Я прихожу к вечеру усталый, голодный, но мне кажется, что за день я вырос, узнал что-то новое, стал сильнее. Эта новая сила даёт мне возможность слушать злые насмешки деда спокойно и беззлобно; видя это, дед начинал говорить толково, серьёзно:
- Бросай пустые-то дела, брось!.. Избери-ка ты себе место и расти на нём свой разум. Человек не для пустяков живёт, он - богово зерно, он должен дать колос зёрен добрых! Человек - вроде рубля: перевернулся в хорошем обороте три целковых стало! Думаешь, легко жить-то? Нет, очень не легко! Мир человеку - темная ночь, каждый сам себе светить должен. Всем дано по десятку пальцев, а всякий хочет больше взять своими-то руками. Надо явить силу, а нет силы - хитрость; кто мал да слаб, тот - ни в рай, ни в ад! Живи будто со всеми, а помни, что - один; всякого слушай, никому не верь...
Он мог говорить этими словами целый вечер, и я знал их на память. Слова нравились мне, но к смыслу их я относился недоверчиво. Из его слов было ясно, что человеку мешают жить, как он хочет, две силы: бог и люди.
Сидя у окна, бабушка сучила нитки для кружев; жужжало веретено в её ловких руках, она долго слушала дедову речь молча и вдруг говорила:
- Всё будет так, как матерь божия улыбнётся.
- Чего это? - кричал дед. - Бог! Я про бога не забыл, я бога знаю! Дура старая, что - бог-то дураков на землю посеял, что ли?

Я бегал по полю с солдатами вплоть до конца учения и потом провожал их через весь город до казарм, слушая громкие песни, разглядывая добрые лица, всё такие новенькие, точно пятачки, только что отчеканенные.
Плотная масса одинаковых людей весело текла по улице единою силою, возбуждавшей чувство приязни к ней, желание погрузиться в неё, как в реку, войти, как в лес.
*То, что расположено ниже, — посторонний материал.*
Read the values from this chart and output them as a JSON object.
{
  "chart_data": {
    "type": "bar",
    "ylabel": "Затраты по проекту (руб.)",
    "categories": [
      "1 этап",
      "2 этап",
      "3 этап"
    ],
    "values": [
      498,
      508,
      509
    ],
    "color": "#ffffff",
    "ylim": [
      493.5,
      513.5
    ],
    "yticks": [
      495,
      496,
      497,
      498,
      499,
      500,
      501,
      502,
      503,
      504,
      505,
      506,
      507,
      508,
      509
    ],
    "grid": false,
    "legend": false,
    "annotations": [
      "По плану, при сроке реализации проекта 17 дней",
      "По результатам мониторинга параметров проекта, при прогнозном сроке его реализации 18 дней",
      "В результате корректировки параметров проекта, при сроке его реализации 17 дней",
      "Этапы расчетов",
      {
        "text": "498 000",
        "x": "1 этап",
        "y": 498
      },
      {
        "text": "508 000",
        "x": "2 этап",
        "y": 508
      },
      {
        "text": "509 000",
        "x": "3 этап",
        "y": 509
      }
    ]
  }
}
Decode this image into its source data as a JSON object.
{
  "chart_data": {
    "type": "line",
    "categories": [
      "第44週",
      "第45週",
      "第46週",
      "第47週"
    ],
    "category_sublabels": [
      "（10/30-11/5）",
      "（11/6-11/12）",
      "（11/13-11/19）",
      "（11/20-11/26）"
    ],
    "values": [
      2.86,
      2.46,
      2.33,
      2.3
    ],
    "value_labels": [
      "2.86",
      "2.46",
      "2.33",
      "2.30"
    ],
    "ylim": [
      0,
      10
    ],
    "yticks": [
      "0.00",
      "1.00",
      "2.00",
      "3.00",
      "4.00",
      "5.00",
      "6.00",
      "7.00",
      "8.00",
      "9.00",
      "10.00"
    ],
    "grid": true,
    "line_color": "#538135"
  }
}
Эти люди ничего не боятся, на всё смотрят смело, всё могут победить, они достигнут всего, чего захотят, а главное - все они простые, добрые.
Но однажды, во время отдыха, молодой унтер дал мне толстую папиросу.
- Покури! Она у меня - этакая, никому бы не дал, да уж больно ты парень хорош!
Я закурил. Он отодвинулся на шаг, и вдруг красное пламя ослепило меня, обожгло мне пальцы, нос, брови; серый солёный дым заставил чихать и кашлять; слепой, испуганный, я топтался на месте, а солдаты, окружив меня плотным кольцом, хохотали громко и весело. Я пошёл домой, - свист и смех катились за мной, что-то щёлкнуло, точно кнут пастуха. Болели обожжённые пальцы, саднило лицо, из глаз текли слёзы, но меня угнетала не боль, а тяжёлое, тупое удивление: зачем это сделано со мной? Почему это забавляет добрых парней?
Дома я залез на чердак и долго сидел там, вспоминая всё необъяснимо жестокое, что так обильно встречалось на пути моём.